YANGON, 21 August 2013: Myanmar’s Minstry of Transport announced the
winning bids to improve two existing airports and build a green fields
airport near Yangon.
The three airports are: Yangon International Airport; Mandalay
International Airport; and the proposed Yangon gateway project,
Hanthawaddy International Airport.
Local media reported that Pioneer Aerodrome Services, a Myanmar
company, won the tender to renovate Yangon International Airport, while
Singapore- based Yongnam-CAPE-JGC was selected as a back-up.

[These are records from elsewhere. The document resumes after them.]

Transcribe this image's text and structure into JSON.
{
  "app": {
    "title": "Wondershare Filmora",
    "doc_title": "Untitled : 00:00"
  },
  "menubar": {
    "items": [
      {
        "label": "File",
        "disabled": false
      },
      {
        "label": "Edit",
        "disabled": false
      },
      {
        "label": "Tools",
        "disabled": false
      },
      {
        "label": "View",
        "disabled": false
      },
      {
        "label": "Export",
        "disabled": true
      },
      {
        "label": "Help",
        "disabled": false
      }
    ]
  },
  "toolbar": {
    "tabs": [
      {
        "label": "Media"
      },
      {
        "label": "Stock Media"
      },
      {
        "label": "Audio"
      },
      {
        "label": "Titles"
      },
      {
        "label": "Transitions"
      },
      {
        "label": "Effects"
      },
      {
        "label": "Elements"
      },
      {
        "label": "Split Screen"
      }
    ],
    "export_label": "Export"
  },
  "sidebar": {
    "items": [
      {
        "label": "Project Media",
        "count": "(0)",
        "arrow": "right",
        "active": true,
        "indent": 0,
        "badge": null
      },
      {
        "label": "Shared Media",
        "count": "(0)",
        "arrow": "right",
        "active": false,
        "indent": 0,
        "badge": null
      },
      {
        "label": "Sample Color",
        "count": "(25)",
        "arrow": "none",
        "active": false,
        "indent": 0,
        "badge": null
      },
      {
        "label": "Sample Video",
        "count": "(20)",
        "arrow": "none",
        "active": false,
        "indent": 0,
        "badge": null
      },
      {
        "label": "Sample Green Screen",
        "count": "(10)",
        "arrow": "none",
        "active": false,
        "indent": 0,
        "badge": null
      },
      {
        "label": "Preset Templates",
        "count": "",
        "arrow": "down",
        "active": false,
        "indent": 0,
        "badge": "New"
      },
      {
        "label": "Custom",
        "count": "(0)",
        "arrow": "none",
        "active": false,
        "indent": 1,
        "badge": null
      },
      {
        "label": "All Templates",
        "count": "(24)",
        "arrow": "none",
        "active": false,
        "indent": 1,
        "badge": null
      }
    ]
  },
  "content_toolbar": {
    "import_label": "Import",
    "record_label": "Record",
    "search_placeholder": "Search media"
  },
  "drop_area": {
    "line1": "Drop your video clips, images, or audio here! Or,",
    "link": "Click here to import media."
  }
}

Japan-based Mitsubishi Corporation was selected to renovate Mandalay
International Airport, with France-based VINCI Airports selected as the
back-up company.
South Korea’s Incheon Airport consortium was selected to build
Hanthawaddy International Airport, while Yongnam-CAPE-JGC selected as
the back-up operator.
Incheon airport officials will arrive in Myanmar, later this month,
from South Korea to negotiate the development of Hanthawaddy
International Airport, an entirely new project that will ultimately
become the main airport for Yangon.
The group was announced by Myanmar’s state media, 10 August, as the
preferred bidder to build the airport, which is slated to become the
country’s largest with a possible price tag of US$1.1 billion.
Negotiations between Incheon officials and Myanmar’s Department of
Civil Aviation are to begin at the end of this month and may take two or
three months to complete.
Discussions will focus on capacity, infrastructure connections, and
the relative roles of Yangon and Hanthawaddy airports, said Korean
embassy counselor and deputy chief of mission Park Jae-kyung.
Although the Hanthawaddy site is furtheraway from Yangon than the
existing airport, requiring a 90-minute transfer on current roads, a
proposed divided highway could reduce travel time significantly.
It should have a start-up capacity of around 12 million passengers
annually and will ultimately be larger than Yangon International,
according to a statement from Korea’s Ministry of Transport.
The ministry said the Incheon consortium includes South Korea firms
Halla Engineering and Construction, Kumho Industrial, Lotte Engineering
and Construction and POSCO ICT.
The airport will be developed under a build-operate-transfer agreement that will see it handed over to the government in 2067.
Preparatory work on the site began at the Hanthawaddy green fields
site in 1993, but ceased in 2004. The back-up tenderer is comprised of a
consortium of Yongnam Holdings Limited and Changi Airport Planners and
Engineers, both of Singapore, and Japan’s JGC Corporation.
All three projects are scheduled to begin early next year.